Usually people share blankets and lawn chairs, but this year umbrellas and big blue tarps were in high demand, too, as picnickers claimed their spots at the Spokane Symphony’s traditional Labor Day concert in Comstock Park.

Showers came and went all afternoon, but the sun broke through around 5 p.m.

John and Su Funkhouser came from Post Falls, undeterred by the showers they hit on the way.

“We came through some pretty heavy downpours, but we just love the symphony. We wanted to be here,” Su Funkhouser said.

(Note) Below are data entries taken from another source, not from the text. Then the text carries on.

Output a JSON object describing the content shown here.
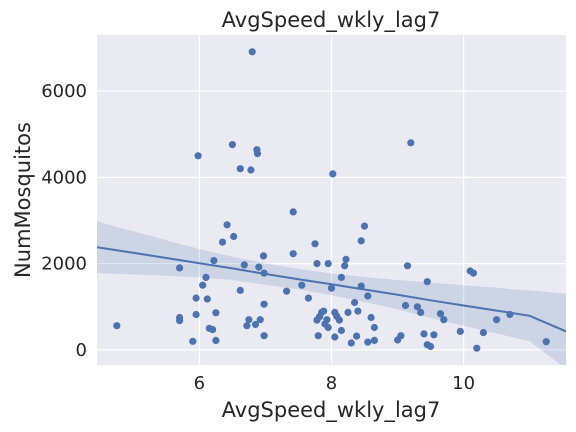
{
  "chart_data": {
    "type": "scatter",
    "title": "AvgSpeed_wkly_lag7",
    "xlabel": "AvgSpeed_wkly_lag7",
    "ylabel": "NumMosquitos",
    "xlim": [
      4.45,
      11.55
    ],
    "ylim": [
      -350,
      7300
    ],
    "xticks": [
      6,
      8,
      10
    ],
    "yticks": [
      0,
      2000,
      4000,
      6000
    ],
    "grid": true,
    "colors": {
      "point": "#4c72b0",
      "line": "#4c72b0",
      "band": "#4c72b0",
      "background": "#eaeaf2",
      "grid": "#ffffff"
    },
    "regression": {
      "x": [
        4.45,
        5.0,
        5.5,
        6.0,
        6.5,
        7.0,
        7.5,
        8.0,
        8.5,
        9.0,
        9.5,
        10.0,
        10.5,
        11.0,
        11.55
      ],
      "y": [
        2380,
        2250,
        2130,
        2010,
        1890,
        1760,
        1640,
        1520,
        1400,
        1280,
        1150,
        1030,
        910,
        790,
        430
      ],
      "ci_upper": [
        2980,
        2750,
        2540,
        2340,
        2160,
        2010,
        1880,
        1770,
        1690,
        1620,
        1560,
        1500,
        1440,
        1380,
        1300
      ],
      "ci_lower": [
        1780,
        1750,
        1720,
        1680,
        1620,
        1510,
        1400,
        1270,
        1110,
        940,
        740,
        560,
        380,
        200,
        -440
      ]
    },
    "points": [
      {
        "x": 4.75,
        "y": 560
      },
      {
        "x": 5.7,
        "y": 1900
      },
      {
        "x": 5.7,
        "y": 750
      },
      {
        "x": 5.7,
        "y": 680
      },
      {
        "x": 5.9,
        "y": 200
      },
      {
        "x": 5.95,
        "y": 1200
      },
      {
        "x": 5.95,
        "y": 820
      },
      {
        "x": 5.98,
        "y": 4500
      },
      {
        "x": 6.05,
        "y": 1500
      },
      {
        "x": 6.1,
        "y": 1680
      },
      {
        "x": 6.12,
        "y": 1180
      },
      {
        "x": 6.15,
        "y": 500
      },
      {
        "x": 6.2,
        "y": 470
      },
      {
        "x": 6.22,
        "y": 2070
      },
      {
        "x": 6.25,
        "y": 860
      },
      {
        "x": 6.25,
        "y": 220
      },
      {
        "x": 6.35,
        "y": 2500
      },
      {
        "x": 6.42,
        "y": 2900
      },
      {
        "x": 6.5,
        "y": 4760
      },
      {
        "x": 6.52,
        "y": 2630
      },
      {
        "x": 6.62,
        "y": 4200
      },
      {
        "x": 6.62,
        "y": 1380
      },
      {
        "x": 6.68,
        "y": 1970
      },
      {
        "x": 6.72,
        "y": 560
      },
      {
        "x": 6.75,
        "y": 700
      },
      {
        "x": 6.78,
        "y": 4170
      },
      {
        "x": 6.8,
        "y": 6910
      },
      {
        "x": 6.85,
        "y": 590
      },
      {
        "x": 6.87,
        "y": 4640
      },
      {
        "x": 6.88,
        "y": 4550
      },
      {
        "x": 6.9,
        "y": 1920
      },
      {
        "x": 6.92,
        "y": 700
      },
      {
        "x": 6.97,
        "y": 2180
      },
      {
        "x": 6.98,
        "y": 1780
      },
      {
        "x": 6.98,
        "y": 1060
      },
      {
        "x": 6.98,
        "y": 330
      },
      {
        "x": 7.32,
        "y": 1360
      },
      {
        "x": 7.42,
        "y": 3200
      },
      {
        "x": 7.42,
        "y": 2230
      },
      {
        "x": 7.55,
        "y": 1500
      },
      {
        "x": 7.65,
        "y": 1200
      },
      {
        "x": 7.75,
        "y": 2460
      },
      {
        "x": 7.78,
        "y": 2000
      },
      {
        "x": 7.78,
        "y": 690
      },
      {
        "x": 7.8,
        "y": 330
      },
      {
        "x": 7.82,
        "y": 770
      },
      {
        "x": 7.85,
        "y": 870
      },
      {
        "x": 7.88,
        "y": 900
      },
      {
        "x": 7.9,
        "y": 600
      },
      {
        "x": 7.93,
        "y": 700
      },
      {
        "x": 7.95,
        "y": 520
      },
      {
        "x": 7.95,
        "y": 2000
      },
      {
        "x": 8.0,
        "y": 1430
      },
      {
        "x": 8.02,
        "y": 4080
      },
      {
        "x": 8.05,
        "y": 870
      },
      {
        "x": 8.05,
        "y": 300
      },
      {
        "x": 8.08,
        "y": 780
      },
      {
        "x": 8.12,
        "y": 690
      },
      {
        "x": 8.15,
        "y": 1680
      },
      {
        "x": 8.15,
        "y": 450
      },
      {
        "x": 8.2,
        "y": 1950
      },
      {
        "x": 8.22,
        "y": 2100
      },
      {
        "x": 8.25,
        "y": 870
      },
      {
        "x": 8.3,
        "y": 160
      },
      {
        "x": 8.35,
        "y": 1100
      },
      {
        "x": 8.38,
        "y": 320
      },
      {
        "x": 8.4,
        "y": 900
      },
      {
        "x": 8.45,
        "y": 2530
      },
      {
        "x": 8.45,
        "y": 1480
      },
      {
        "x": 8.5,
        "y": 2870
      },
      {
        "x": 8.55,
        "y": 1250
      },
      {
        "x": 8.55,
        "y": 180
      },
      {
        "x": 8.6,
        "y": 750
      },
      {
        "x": 8.65,
        "y": 520
      },
      {
        "x": 8.65,
        "y": 220
      },
      {
        "x": 9.0,
        "y": 230
      },
      {
        "x": 9.05,
        "y": 330
      },
      {
        "x": 9.12,
        "y": 1030
      },
      {
        "x": 9.15,
        "y": 1950
      },
      {
        "x": 9.2,
        "y": 4800
      },
      {
        "x": 9.3,
        "y": 1000
      },
      {
        "x": 9.35,
        "y": 870
      },
      {
        "x": 9.4,
        "y": 370
      },
      {
        "x": 9.45,
        "y": 1580
      },
      {
        "x": 9.45,
        "y": 120
      },
      {
        "x": 9.5,
        "y": 80
      },
      {
        "x": 9.55,
        "y": 350
      },
      {
        "x": 9.65,
        "y": 840
      },
      {
        "x": 9.7,
        "y": 700
      },
      {
        "x": 9.95,
        "y": 430
      },
      {
        "x": 10.1,
        "y": 1830
      },
      {
        "x": 10.15,
        "y": 1780
      },
      {
        "x": 10.2,
        "y": 40
      },
      {
        "x": 10.3,
        "y": 400
      },
      {
        "x": 10.5,
        "y": 700
      },
      {
        "x": 10.7,
        "y": 820
      },
      {
        "x": 11.25,
        "y": 190
      }
    ]
  }
}
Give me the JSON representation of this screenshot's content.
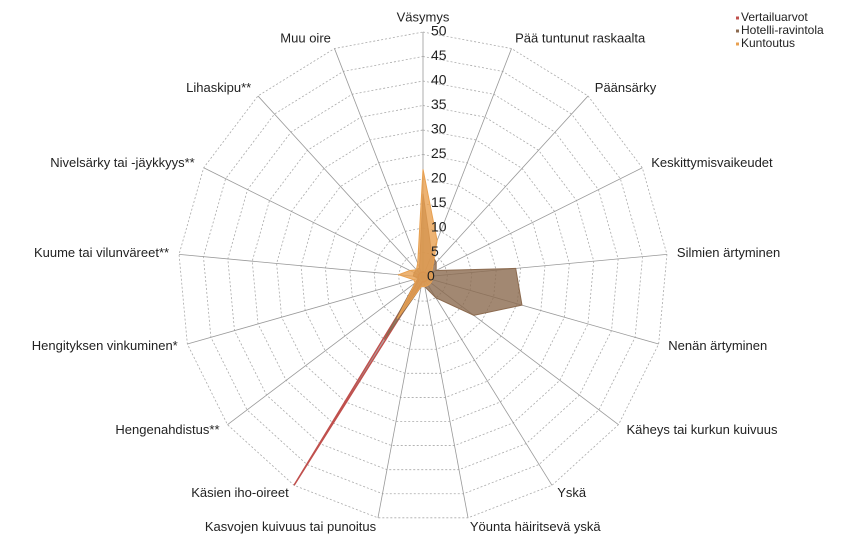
{
  "chart_data": {
    "type": "radar",
    "categories": [
      "Väsymys",
      "Pää tuntunut raskaalta",
      "Päänsärky",
      "Keskittymisvaikeudet",
      "Silmien ärtyminen",
      "Nenän ärtyminen",
      "Käheys tai kurkun kuivuus",
      "Yskä",
      "Yöunta häiritsevä yskä",
      "Kasvojen kuivuus tai punoitus",
      "Käsien iho-oireet",
      "Hengenahdistus**",
      "Hengityksen vinkuminen*",
      "Kuume tai vilunväreet**",
      "Nivelsärky tai -jäykkyys**",
      "Lihaskipu**",
      "Muu oire"
    ],
    "series": [
      {
        "name": "Vertailuarvot",
        "color": "#c0504d",
        "values": [
          1,
          1,
          1,
          1,
          1,
          1,
          1,
          1,
          1,
          1,
          50,
          1,
          1,
          1,
          1,
          1,
          1
        ]
      },
      {
        "name": "Hotelli-ravintola",
        "color": "#8b6a4f",
        "values": [
          17,
          5,
          4,
          3,
          19,
          21,
          13,
          5,
          2,
          2,
          15,
          2,
          1,
          2,
          2,
          2,
          2
        ]
      },
      {
        "name": "Kuntoutus",
        "color": "#e8a050",
        "values": [
          22,
          8,
          3,
          2,
          2,
          2,
          2,
          2,
          2,
          2,
          10,
          2,
          2,
          5,
          3,
          2,
          3
        ]
      }
    ],
    "ylim": [
      0,
      50
    ],
    "yticks": [
      0,
      5,
      10,
      15,
      20,
      25,
      30,
      35,
      40,
      45,
      50
    ],
    "grid": true,
    "legend": "top-right"
  }
}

They had stopped at a sandwich shop on the way, and got in early to stake a good spot in front of the stage.

John Funkhouser passed the time reading while his wife knitted. “We have been here many times before, but it’s been a couple of years since we last made it,” Su Funkhouser said. “We weren’t going to miss this one.”

The symphony’s marketing and public relations director, Annie Matlow, was a little worried about low attendance, but her mood lifted as the skies cleared and the lawn in front of the stage filled up. “Our symphony fans are just hard-core,” she said, adding that at rehearsal Sunday evening, heaters were placed on stage not so much to warm the musicians but to protect the instruments.

Symphony Music Director Eckart Preu and resident conductor Morihiko Nakahara were in charge of the program, which included classical music by Beethoven, Rossini and Strauss, as well as some popular tunes.

“I’m here for John Williams,” John Funkhouser said. “I just love him.”

The concert event included a fall arts fair where organizations such as the Corbin Art Center, First Night Spokane and local theater and music organizations promoted their fall programs.

The Spokane Symphony also offered its Instrument Petting Zoo, where children could play tambourines, flutes and a violin.

Greg Youmans was there promoting the newly formed honk band P-Jammers Community Marching Band, a street band that performs at peace rallies and public protests.

“Yes, it is my brainchild,” Youmans said. “What I like is that we are not affiliated with any academic institution or other big organization. We just show up and play.” Honk bands began to form at rallies protesting the Iraq war. The name refers to what motorists do when they drive by political rallies they support. “There is actually quite a honk movement going on across the country,” Youmans said.

He said the band will perform at 4 p.m. Wednesday in front of the federal building in downtown Spokane.